Media Psychology And The Emotional Rollercoaster Ride Of Bitcoin Twitter




This is an opinion editorial by Thierry Berger, a graduate of The University of Applied Sciences in Business Administration Zurich, based on his thesis “Bitcoin: How Social Media Influences Private Investors In Their Actions.”

A friend introduced me to the basics of Bitcoin years ago. I couldn’t believe my eyes when I looked at the price increases over the past few years after our conversation and I wondered: Will this alternative currency continue to rise in value, or is it a big Ponzi scheme that will soon collapse in on itself?

I started to read up on the subject and quickly realized that the influencers on Twitter were often playing with the emotions of their audiences — with fear and greed, to name the most common ones. I could hardly believe some of the exaggerated posts, and yet they drew me in.

It was obvious to me that social media influenced private individuals in their actions when it came to Bitcoin. In my studies, I learned about many theories and models in media psychology, which I can apply to the Bitcoin market and which might help others do the same.

Media Psychology Concepts And Bitcoin Twitter

The uses-and-gratifications theory assumes that recipients choose the medium that can best satisfy their needs. Depending on the medium, a person seeks information, entertainment, personal identity (reinforcement of one’s own values) or integration and social interaction (exchanges among like-minded people). For me, I mix all four motives right away.

The involvement concept, which suggests that a recipient can still be involved with the content of an article even days after reading it, if that person is directly affected by the developments or the views represented. However, this does not mean that attitudes can be permanently changed. The more involved a judging individual is in a topic, the less he or she can be influenced by persuasion from other opinions. The interplay between the emotions of greed and fear and the resulting experienced tension diminishes over time and with experience.
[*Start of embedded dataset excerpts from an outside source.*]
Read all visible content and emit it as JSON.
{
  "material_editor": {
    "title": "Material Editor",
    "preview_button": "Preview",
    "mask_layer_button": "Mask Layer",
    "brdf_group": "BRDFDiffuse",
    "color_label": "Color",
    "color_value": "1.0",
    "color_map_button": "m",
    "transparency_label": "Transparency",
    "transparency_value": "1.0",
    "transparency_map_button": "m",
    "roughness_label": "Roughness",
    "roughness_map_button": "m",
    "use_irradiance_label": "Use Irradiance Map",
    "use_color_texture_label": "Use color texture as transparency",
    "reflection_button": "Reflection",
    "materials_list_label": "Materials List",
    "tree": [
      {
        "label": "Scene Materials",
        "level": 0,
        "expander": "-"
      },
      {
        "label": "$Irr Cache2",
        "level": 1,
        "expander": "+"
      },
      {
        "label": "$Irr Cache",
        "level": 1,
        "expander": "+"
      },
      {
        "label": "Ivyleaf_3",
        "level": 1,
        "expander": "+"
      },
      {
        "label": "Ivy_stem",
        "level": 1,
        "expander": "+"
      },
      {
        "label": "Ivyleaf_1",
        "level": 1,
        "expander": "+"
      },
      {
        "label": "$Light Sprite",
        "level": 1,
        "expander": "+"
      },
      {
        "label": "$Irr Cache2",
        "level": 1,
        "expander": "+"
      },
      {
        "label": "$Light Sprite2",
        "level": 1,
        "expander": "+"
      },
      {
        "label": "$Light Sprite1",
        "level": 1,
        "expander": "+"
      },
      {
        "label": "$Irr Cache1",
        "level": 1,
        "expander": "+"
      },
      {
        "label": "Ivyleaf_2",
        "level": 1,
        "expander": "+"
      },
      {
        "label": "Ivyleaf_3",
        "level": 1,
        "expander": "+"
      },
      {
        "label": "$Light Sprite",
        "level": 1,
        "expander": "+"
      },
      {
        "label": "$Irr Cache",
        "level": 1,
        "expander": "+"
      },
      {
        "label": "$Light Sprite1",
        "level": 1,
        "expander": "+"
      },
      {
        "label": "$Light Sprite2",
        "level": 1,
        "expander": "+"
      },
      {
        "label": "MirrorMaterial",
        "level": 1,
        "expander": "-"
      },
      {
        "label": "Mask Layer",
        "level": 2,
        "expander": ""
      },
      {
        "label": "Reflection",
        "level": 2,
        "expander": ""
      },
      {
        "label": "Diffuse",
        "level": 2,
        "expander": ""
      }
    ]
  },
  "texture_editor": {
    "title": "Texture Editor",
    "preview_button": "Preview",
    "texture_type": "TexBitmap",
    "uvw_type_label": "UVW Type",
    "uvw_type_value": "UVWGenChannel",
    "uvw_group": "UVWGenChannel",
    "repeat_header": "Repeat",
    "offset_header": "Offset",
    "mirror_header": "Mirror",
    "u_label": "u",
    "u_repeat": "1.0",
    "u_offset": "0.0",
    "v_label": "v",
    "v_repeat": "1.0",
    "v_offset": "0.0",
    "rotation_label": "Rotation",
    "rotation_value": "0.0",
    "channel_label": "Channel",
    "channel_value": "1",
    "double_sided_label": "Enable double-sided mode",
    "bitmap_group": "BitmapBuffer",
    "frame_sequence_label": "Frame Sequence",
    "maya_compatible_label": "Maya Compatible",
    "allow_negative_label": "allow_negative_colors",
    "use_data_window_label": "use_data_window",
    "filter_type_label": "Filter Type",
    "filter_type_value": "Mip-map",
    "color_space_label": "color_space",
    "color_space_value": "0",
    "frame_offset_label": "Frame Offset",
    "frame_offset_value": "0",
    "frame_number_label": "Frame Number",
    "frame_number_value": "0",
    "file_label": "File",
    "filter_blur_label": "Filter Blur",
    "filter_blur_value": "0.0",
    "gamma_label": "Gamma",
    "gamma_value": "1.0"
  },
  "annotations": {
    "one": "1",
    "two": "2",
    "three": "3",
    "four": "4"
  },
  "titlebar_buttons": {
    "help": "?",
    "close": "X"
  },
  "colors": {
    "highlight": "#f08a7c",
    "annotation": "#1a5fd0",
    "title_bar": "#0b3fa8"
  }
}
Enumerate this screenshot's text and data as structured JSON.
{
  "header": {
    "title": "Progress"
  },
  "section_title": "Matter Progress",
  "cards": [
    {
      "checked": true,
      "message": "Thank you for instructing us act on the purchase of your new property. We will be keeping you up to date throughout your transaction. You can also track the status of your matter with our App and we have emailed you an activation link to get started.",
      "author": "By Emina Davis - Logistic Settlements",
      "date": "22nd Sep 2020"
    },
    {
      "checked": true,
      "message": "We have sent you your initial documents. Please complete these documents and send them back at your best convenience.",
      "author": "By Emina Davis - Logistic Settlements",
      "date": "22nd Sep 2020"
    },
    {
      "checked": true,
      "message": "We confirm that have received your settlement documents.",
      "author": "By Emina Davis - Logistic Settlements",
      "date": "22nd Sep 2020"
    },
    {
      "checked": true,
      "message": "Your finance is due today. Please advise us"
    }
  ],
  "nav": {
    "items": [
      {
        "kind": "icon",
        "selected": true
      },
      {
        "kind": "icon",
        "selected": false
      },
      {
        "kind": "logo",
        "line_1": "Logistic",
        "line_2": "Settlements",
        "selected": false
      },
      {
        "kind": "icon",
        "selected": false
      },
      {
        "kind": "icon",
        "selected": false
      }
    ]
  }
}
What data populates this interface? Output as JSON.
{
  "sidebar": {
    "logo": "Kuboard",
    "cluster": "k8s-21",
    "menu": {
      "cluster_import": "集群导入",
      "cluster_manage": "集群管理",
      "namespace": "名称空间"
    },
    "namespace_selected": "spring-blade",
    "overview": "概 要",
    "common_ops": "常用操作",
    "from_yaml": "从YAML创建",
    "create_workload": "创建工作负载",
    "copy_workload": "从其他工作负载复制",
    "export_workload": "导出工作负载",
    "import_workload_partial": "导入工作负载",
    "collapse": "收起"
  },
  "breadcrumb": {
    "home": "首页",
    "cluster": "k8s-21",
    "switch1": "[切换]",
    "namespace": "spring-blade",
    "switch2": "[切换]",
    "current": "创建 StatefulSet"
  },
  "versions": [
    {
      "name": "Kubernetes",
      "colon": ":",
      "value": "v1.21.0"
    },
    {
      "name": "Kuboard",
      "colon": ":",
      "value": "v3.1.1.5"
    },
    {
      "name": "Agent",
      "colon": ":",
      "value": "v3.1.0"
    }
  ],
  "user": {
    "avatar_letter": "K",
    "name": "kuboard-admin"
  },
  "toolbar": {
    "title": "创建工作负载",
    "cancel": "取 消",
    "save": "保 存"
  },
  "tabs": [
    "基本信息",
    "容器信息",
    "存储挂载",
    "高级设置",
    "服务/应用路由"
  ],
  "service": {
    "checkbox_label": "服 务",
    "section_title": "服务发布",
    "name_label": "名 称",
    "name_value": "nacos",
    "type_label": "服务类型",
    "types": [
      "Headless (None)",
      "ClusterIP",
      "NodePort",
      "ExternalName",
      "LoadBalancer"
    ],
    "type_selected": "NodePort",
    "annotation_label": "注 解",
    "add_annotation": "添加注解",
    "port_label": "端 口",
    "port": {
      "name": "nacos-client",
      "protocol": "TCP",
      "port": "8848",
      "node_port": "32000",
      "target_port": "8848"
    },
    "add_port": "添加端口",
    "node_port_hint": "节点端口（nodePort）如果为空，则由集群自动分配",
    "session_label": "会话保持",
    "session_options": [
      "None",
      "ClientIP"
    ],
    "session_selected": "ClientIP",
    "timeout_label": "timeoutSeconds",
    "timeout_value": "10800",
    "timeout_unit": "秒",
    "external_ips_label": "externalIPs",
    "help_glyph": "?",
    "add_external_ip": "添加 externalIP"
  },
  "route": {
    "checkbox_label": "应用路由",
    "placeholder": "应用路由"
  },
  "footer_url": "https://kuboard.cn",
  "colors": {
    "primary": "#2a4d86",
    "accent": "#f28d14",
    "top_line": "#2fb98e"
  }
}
In my environment, everyone, without exception, has confirmed this phenomenon. After your first bitcoin purchase, for instance, you are susceptible to being easily manipulated. With every additional hour that you deal with the matter, your opinion becomes stronger. You may accept price distortions more and more easily and, in the meantime, see the incentive to buy sats at a lower price.

Remaining mindful of why you are on Bitcoin Twitter in the first place, and how the content there is impacting you, will help you navigate it.

How To Handle Bitcoin Twitter

The enormous price gains are, in my opinion, the strongest narrative that draws retail investors into the bitcoin market. The most common type of posts that I see on Bitcoin Twitter are positive price forecasts. These generate clicks, have the potential to trigger fear of missing out (FOMO) and entice private investors to make rash purchases.

How strongly an individual reacts to information with positive connotations, or to information with negative connotations in a phase of strong price decay, and whether an action results from this, ultimately depends on the motive and the experienced emotions of a recipient, as well as the behavior of the influencers consumed. But the natural human trait of being guided by emotions means that new investors could pay the highest prices at the end of an upswing and sell these positions at losses when prices correct, in fear of a total collapse. This is why anyone entering the Bitcoin space this way should keep in mind the psychological factors at play.

One suggestion I have is to remain strong-minded. If someone’s investment goes into the red, their mood usually dips. But losses and gains don’t materialize if you don’t cash out. But I believe that four out of five people don’t hold to this, emotionally. That’s where you have to be tough as nails. There is an age-old wisdom that should be drilled into every private investor: You can never catch two things, the top and the bottom. “Simply doing nothing” is historically best in a market that is going up in the medium to long term.

Another valuable lesson for me was to realize that, in today’s globally-connected world, it has become increasingly difficult to separate the clickbaiters and scammers from the valuable content with strong communities. This means that someone who wants to learn about Bitcoin via Twitter should first do the work of “separating the junk from the good sources” in their own research. An investment should never be made based on just one opinion or source.

Manipulation Via Media

Manipulation via media is by no means a new phenomenon and media history shows that it can hardly be eliminated with regulation.

But social media accelerates the impact of contributions and enlarges spheres of influence, accentuating the problem. My goal is to motivate critical engagement with media, even knowing that, globally, this is a difficult endeavor. After all, the ability to critically examine media and one’s own emotional reactions would be a considerable benefit in all areas of life.

This is a guest post by Thierry Berger. Opinions expressed are entirely their own and do not necessarily reflect those of BTC Inc or Bitcoin Magazine.